Love is an Open Door
Yes, I know. Technically, this song is between the protagonist and the surprise villain. However, it has some good points. Anna had been isolated and lonely most of her life, and now she found someone invested in her. And, although the song lyrics really don’t have any depth to them, the title is what is most important. Love is an open door. Love leads to so many good things. Love is an opportunity for service. Love is an opportunity for growth. Love is an opportunity for adventure. Love is an opportunity for improvement. Love is an opportunity for happiness. Love is an opportunity for more love. It’s an open door.
True Love isn’t Always Perfect
When Anna and Christoff get to the trolls, they make the assumption that Christoff and Anna are together. This is all for comical reasons because we, as the audience, know they aren’t. The trolls begin to sing, “Fixer-upper” talking about all of Christoff’s weaknesses and negative traits. However, that doesn’t mean that he isn’t worthy of loving, or even, for that fact, marrying. Everyone will have negative traits. Everyone will have baggage. This song also relates back to the whole “what is true love” motif:
We aren’t saying you can change him
‘Cause people don’t really change
We’re only saying that love’s a force that’s powerful and strange
People make bad choices if they’re mad or scared or stressed
But throw a little love their way, and you’ll bring out their best
True love brings out the best.
That’s what marriage is–bringing out each other’s best, lifting each other up. The last lyric of the song is: “The only fixer upper fixer / That can fix a fixer upper is / True love.”
Don’t Rush into Marriage
Now, this one is a little hard for us, Mormons. We are notorious for quick courting periods, and even quicker engagements. Justin proposed to me after half a year of dating (which is actually on the longer end of the average dating period for college-aged Mormons) and we were engaged for only 4 months (an very average length for Mormons). However, Anna and Hans got engaged later the day after meeting (but then again, my college Bishop met and proposed to his wife in a period of three days! And, they had a handful of children, each who have served LDS missions and married in an LDS temple themselves…so sometimes, it works…).

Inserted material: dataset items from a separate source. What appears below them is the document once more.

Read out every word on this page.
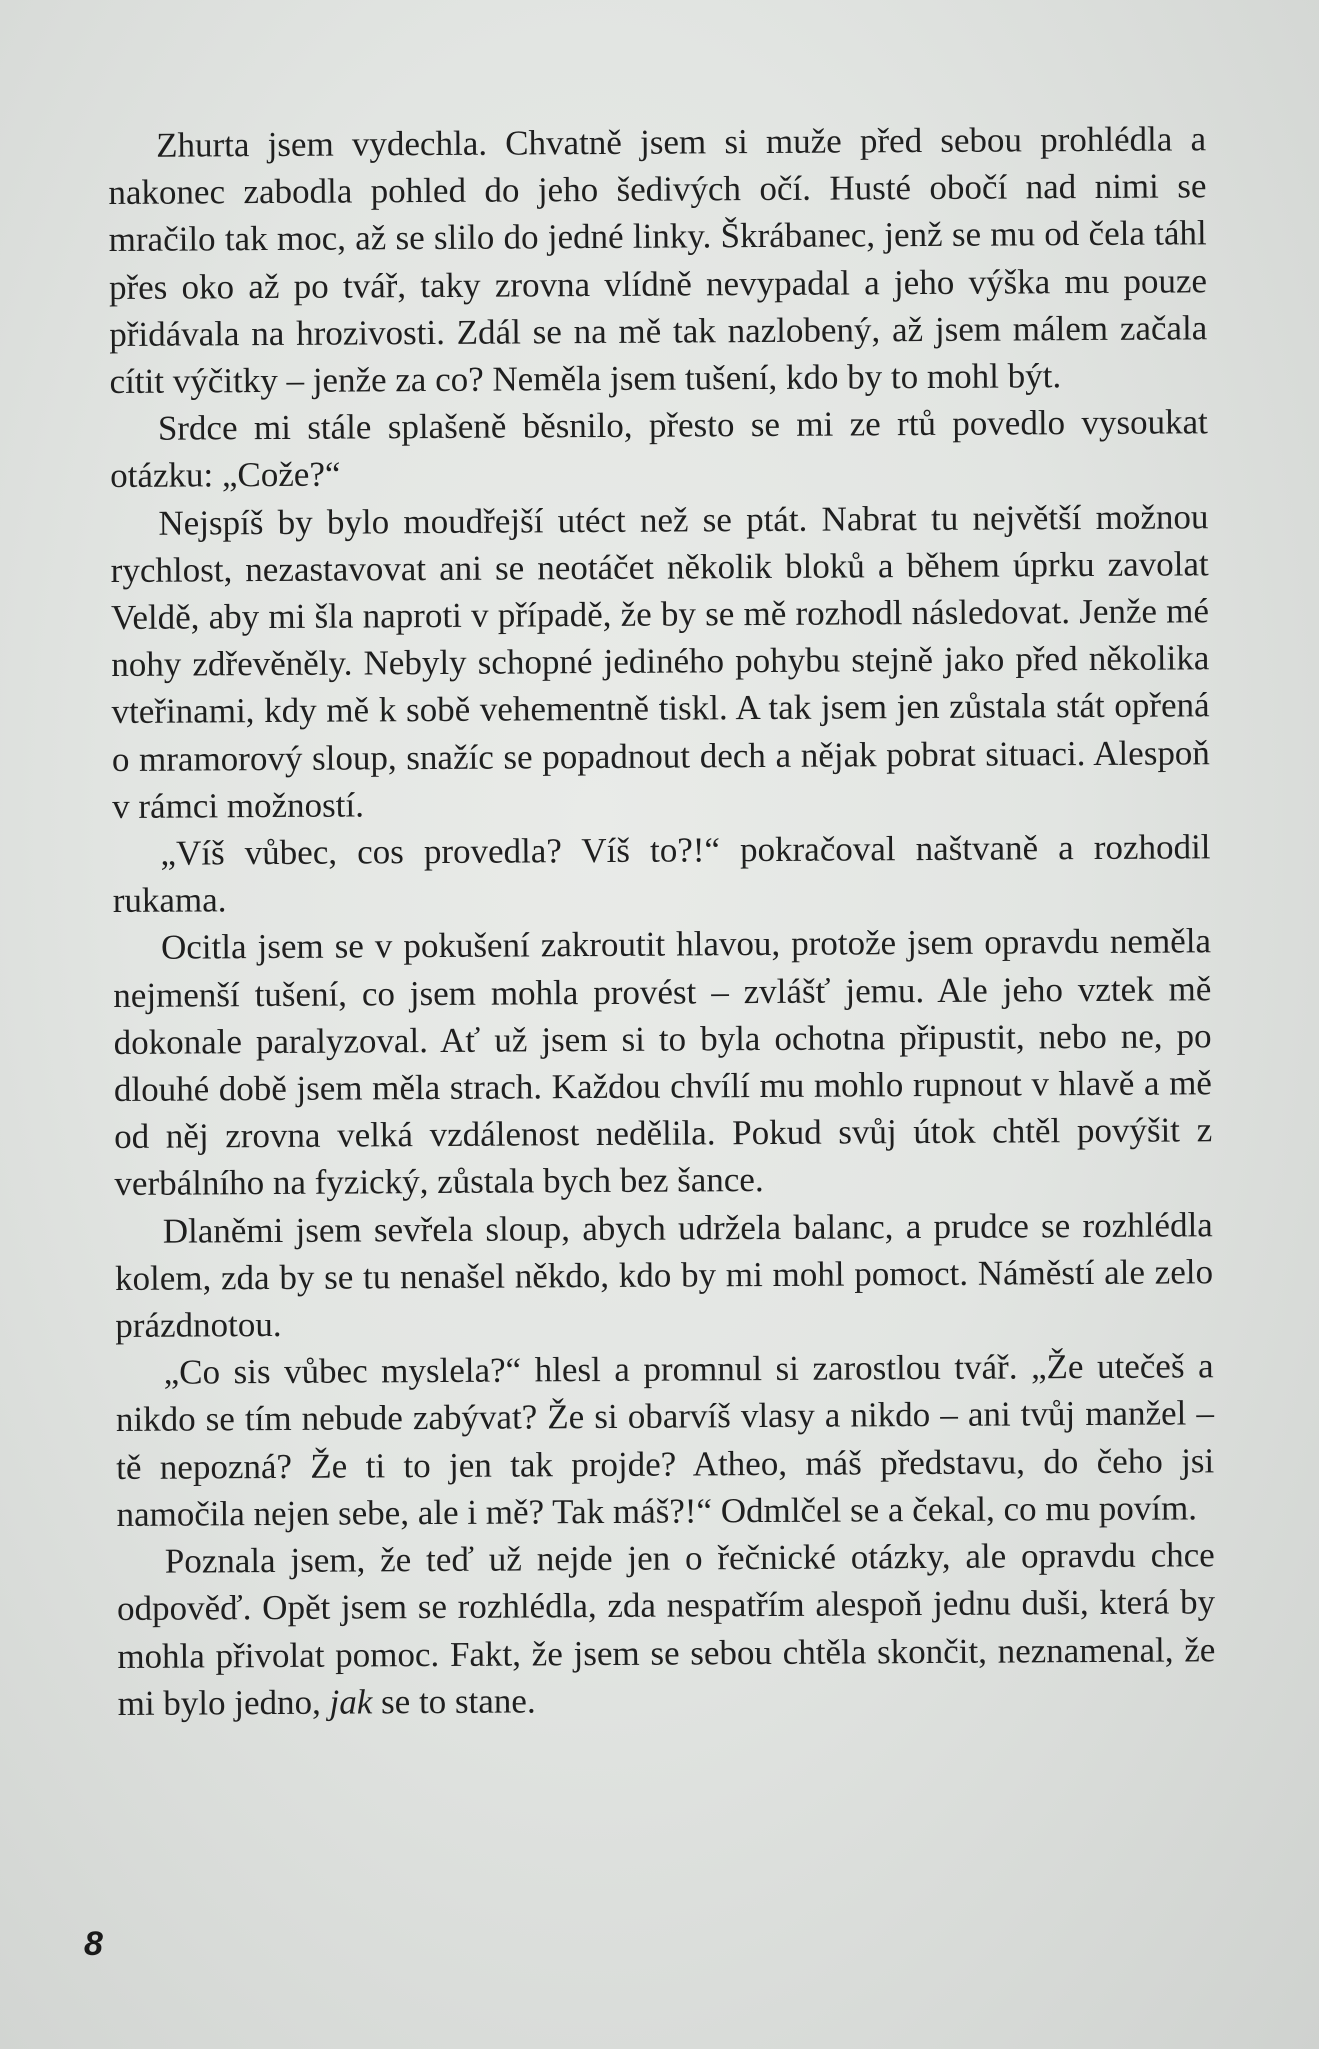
Zhurta jsem vydechla. Chvatně jsem si muže před sebou prohlédla a nakonec zabodla pohled do jeho šedivých očí. Husté obočí nad nimi se mračilo tak moc, až se slilo do jedné linky. Škrábanec, jenž se mu od čela táhl přes oko až po tvář, taky zrovna vlídně nevypadal a jeho výška mu pouze přidávala na hrozivosti. Zdál se na mě tak nazlobený, až jsem málem začala cítit výčitky – jenže za co? Neměla jsem tušení, kdo by to mohl být.

Srdce mi stále splašeně běsnilo, přesto se mi ze rtů povedlo vysoukat otázku: „Cože?“

Nejspíš by bylo moudřejší utéct než se ptát. Nabrat tu největší možnou rychlost, nezastavovat ani se neotáčet několik bloků a během úprku zavolat Veldě, aby mi šla naproti v případě, že by se mě rozhodl následovat. Jenže mé nohy zdřevěněly. Nebyly schopné jediného pohybu stejně jako před několika vteřinami, kdy mě k sobě vehementně tiskl. A tak jsem jen zůstala stát opřená o mramorový sloup, snažíc se popadnout dech a nějak pobrat situaci. Alespoň v rámci možností.

„Víš vůbec, cos provedla? Víš to?!“ pokračoval naštvaně a rozhodil rukama.

Ocitla jsem se v pokušení zakroutit hlavou, protože jsem opravdu neměla nejmenší tušení, co jsem mohla provést – zvlášť jemu. Ale jeho vztek mě dokonale paralyzoval. Ať už jsem si to byla ochotna připustit, nebo ne, po dlouhé době jsem měla strach. Každou chvílí mu mohlo rupnout v hlavě a mě od něj zrovna velká vzdálenost nedělila. Pokud svůj útok chtěl povýšit z verbálního na fyzický, zůstala bych bez šance.

Dlaněmi jsem sevřela sloup, abych udržela balanc, a prudce se rozhlédla kolem, zda by se tu nenašel někdo, kdo by mi mohl pomoct. Náměstí ale zelo prázdnotou.

„Co sis vůbec myslela?“ hlesl a promnul si zarostlou tvář. „Že utečeš a nikdo se tím nebude zabývat? Že si obarvíš vlasy a nikdo – ani tvůj manžel – tě nepozná? Že ti to jen tak projde? Atheo, máš představu, do čeho jsi namočila nejen sebe, ale i mě? Tak máš?!“ Odmlčel se a čekal, co mu povím.

Poznala jsem, že teď už nejde jen o řečnické otázky, ale opravdu chce odpověď. Opět jsem se rozhlédla, zda nespatřím alespoň jednu duši, která by mohla přivolat pomoc. Fakt, že jsem se sebou chtěla skončit, neznamenal, že mi bylo jedno, jak se to stane.

8
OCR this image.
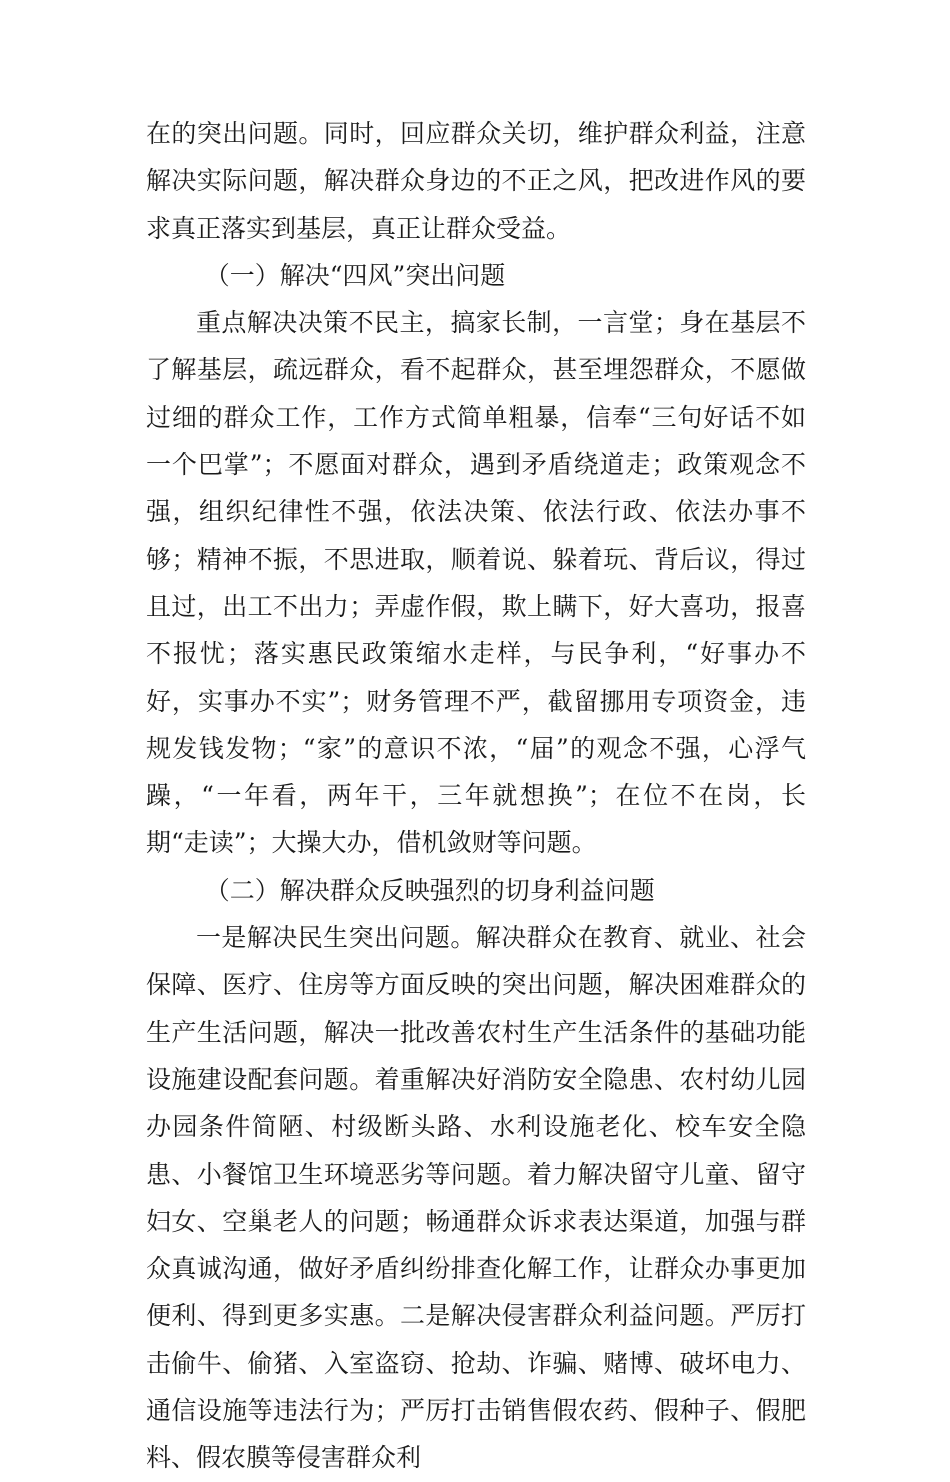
在的突出问题。同时，回应群众关切，维护群众利益，注意解决实际问题，解决群众身边的不正之风，把改进作风的要求真正落实到基层，真正让群众受益。

（一）解决“四风”突出问题

重点解决决策不民主，搞家长制，一言堂；身在基层不了解基层，疏远群众，看不起群众，甚至埋怨群众，不愿做过细的群众工作，工作方式简单粗暴，信奉“三句好话不如一个巴掌”；不愿面对群众，遇到矛盾绕道走；政策观念不强，组织纪律性不强，依法决策、依法行政、依法办事不够；精神不振，不思进取，顺着说、躲着玩、背后议，得过且过，出工不出力；弄虚作假，欺上瞒下，好大喜功，报喜不报忧；落实惠民政策缩水走样，与民争利，“好事办不好，实事办不实”；财务管理不严，截留挪用专项资金，违规发钱发物；“家”的意识不浓，“届”的观念不强，心浮气躁，“一年看，两年干，三年就想换”；在位不在岗，长期“走读”；大操大办，借机敛财等问题。

（二）解决群众反映强烈的切身利益问题

一是解决民生突出问题。解决群众在教育、就业、社会保障、医疗、住房等方面反映的突出问题，解决困难群众的生产生活问题，解决一批改善农村生产生活条件的基础功能设施建设配套问题。着重解决好消防安全隐患、农村幼儿园办园条件简陋、村级断头路、水利设施老化、校车安全隐患、小餐馆卫生环境恶劣等问题。着力解决留守儿童、留守妇女、空巢老人的问题；畅通群众诉求表达渠道，加强与群众真诚沟通，做好矛盾纠纷排查化解工作，让群众办事更加便利、得到更多实惠。二是解决侵害群众利益问题。严厉打击偷牛、偷猪、入室盗窃、抢劫、诈骗、赌博、破坏电力、通信设施等违法行为；严厉打击销售假农药、假种子、假肥料、假农膜等侵害群众利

But, what Disney was trying to do with this was to break away from the classic fairy-tale stigma of love at first sight. This is the only Disney movie that does it: Enchanted and Tangled also deal with this. Dating for getting to know the other person. Getting to see how you two click. Engagement is for getting to the worst, as well as the best of your partner, for serious life discussions and planning. Don’t necessarily rush into marriage–get to really know your significant other. Spend as much time with them as possible. But, when the timing is right, don’t delay.
Let It Go
This is the most iconic song of Frozen. It is so powerful. Elsa is coming to grips with her powers. She is releasing her inhibitions about it, and beginning to embrace it. This song for us could be about fears, weaknesses, flaws, mental illnesses, chronic illnesses, bad experiences, bad pasts, really anything. But the whole idea is to “let it go.” Move on with life. Don’t let others hold you back, especially their view of yourself. The only view that matters is how you perceive yourself. Test yourself. Push yourself. Explore. Try new things. Be brave. Be confident.
There are many more mini-lessons, but these are the most important and life changing. I love this movie for it. And, Idina Menzel, you will forever be my hero! The first time I heard this song, I just kept thinking of Wicked’s “Defying Gravity“.
What lessons did you learn from Disney’s Frozen?